Le sinistre s’est déclaré à moins de vingt-quatre heures de la reprise, au moment précis où les équipes pédagogiques et administratives bouclaient les derniers préparatifs. Selon le bilan matériel, quatre salles sont désormais inutilisables.
Une origine agricole évoquée, mais non confirmée
D’après une source locale citée par GabonReview, le feu ne serait pas né dans l’enceinte du lycée. Il proviendrait d’un feu de brousse allumé dans le cadre d’activités agricoles voisines qui, faute d’avoir été contenu, aurait fini par gagner les bâtiments scolaires. Cette version, qui n’engage que ses auteurs, attend encore d’être établie : à ce stade, aucune communication officielle n’a confirmé l’origine du sinistre ni fait état de l’ouverture d’une enquête.
Relogement des élèves : une solution en cours
Reste l’équation la plus pressante, celle de l’accueil.

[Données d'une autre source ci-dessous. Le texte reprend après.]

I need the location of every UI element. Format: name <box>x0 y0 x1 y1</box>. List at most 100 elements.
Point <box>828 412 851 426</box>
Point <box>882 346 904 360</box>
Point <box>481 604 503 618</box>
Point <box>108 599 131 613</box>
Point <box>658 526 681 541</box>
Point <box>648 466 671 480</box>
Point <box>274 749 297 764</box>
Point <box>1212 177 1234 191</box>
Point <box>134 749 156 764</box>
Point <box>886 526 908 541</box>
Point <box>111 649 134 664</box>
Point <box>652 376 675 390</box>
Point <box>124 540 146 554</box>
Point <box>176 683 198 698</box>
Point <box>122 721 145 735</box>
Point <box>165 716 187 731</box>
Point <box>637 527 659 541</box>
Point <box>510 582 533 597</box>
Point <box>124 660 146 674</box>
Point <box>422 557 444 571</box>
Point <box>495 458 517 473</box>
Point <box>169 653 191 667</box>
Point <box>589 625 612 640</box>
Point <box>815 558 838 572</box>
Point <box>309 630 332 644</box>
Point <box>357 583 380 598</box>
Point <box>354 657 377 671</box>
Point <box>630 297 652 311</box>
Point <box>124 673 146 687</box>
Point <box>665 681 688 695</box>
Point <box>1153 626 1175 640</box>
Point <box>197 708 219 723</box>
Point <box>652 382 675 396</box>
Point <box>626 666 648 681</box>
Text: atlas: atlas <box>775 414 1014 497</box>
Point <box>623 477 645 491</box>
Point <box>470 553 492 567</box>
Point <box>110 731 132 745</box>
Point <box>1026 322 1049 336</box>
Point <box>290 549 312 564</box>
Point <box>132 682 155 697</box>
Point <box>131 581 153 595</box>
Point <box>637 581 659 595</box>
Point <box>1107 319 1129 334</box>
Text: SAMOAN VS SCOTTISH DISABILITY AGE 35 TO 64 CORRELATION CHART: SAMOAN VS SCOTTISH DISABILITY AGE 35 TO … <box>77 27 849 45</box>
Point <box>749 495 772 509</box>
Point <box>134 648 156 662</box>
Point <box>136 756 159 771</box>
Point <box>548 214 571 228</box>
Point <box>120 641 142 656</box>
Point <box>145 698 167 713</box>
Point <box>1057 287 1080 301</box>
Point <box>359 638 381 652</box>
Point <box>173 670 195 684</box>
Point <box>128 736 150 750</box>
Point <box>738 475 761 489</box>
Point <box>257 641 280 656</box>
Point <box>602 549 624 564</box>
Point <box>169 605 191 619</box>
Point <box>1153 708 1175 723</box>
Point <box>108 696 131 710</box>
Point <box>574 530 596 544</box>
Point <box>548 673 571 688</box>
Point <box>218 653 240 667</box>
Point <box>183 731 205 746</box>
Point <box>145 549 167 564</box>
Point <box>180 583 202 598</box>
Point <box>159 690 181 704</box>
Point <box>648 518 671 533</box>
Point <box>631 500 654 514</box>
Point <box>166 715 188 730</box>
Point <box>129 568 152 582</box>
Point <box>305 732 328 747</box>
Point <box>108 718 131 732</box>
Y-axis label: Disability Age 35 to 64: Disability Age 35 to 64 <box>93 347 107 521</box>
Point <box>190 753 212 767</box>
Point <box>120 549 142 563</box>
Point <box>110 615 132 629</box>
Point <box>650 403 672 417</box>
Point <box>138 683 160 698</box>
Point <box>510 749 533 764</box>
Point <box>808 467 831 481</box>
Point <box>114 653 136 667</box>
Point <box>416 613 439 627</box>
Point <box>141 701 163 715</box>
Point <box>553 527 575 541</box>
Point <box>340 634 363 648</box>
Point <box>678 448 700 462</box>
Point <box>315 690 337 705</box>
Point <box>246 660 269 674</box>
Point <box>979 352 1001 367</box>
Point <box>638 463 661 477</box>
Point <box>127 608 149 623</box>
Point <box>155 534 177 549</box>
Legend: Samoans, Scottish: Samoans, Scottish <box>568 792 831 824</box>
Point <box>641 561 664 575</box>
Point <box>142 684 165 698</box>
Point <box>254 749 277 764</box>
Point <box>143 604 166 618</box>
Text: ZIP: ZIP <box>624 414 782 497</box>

Privé de quatre salles au premier jour de classe, l’établissement s’attelle à reloger les effectifs concernés : une solution de relogement des élèves serait en cours d’organisation afin de permettre la tenue des cours.
Ce n’est pas la première fois que les flammes s’invitent au Daniel Kosse. En avril 2019, un incendie avait endommagé la bibliothèque et le secrétariat du proviseur. L’enquête avait alors conduit à l’interpellation d’un élève, soupçonné d’avoir délibérément provoqué le sinistre — des faits pour lesquels la présomption d’innocence demeure entière. Rien, toutefois, ne permet de rapprocher cet épisode de celui de dimanche, dont les circonstances apparaissent d’une tout autre nature.
Sept ans plus tard, l’établissement de Booué renoue avec la même image de désolation. Mais l’urgence, cette fois, s’est comptée en heures, le temps d’installer ailleurs les élèves que les quatre salles disparues devaient accueillir.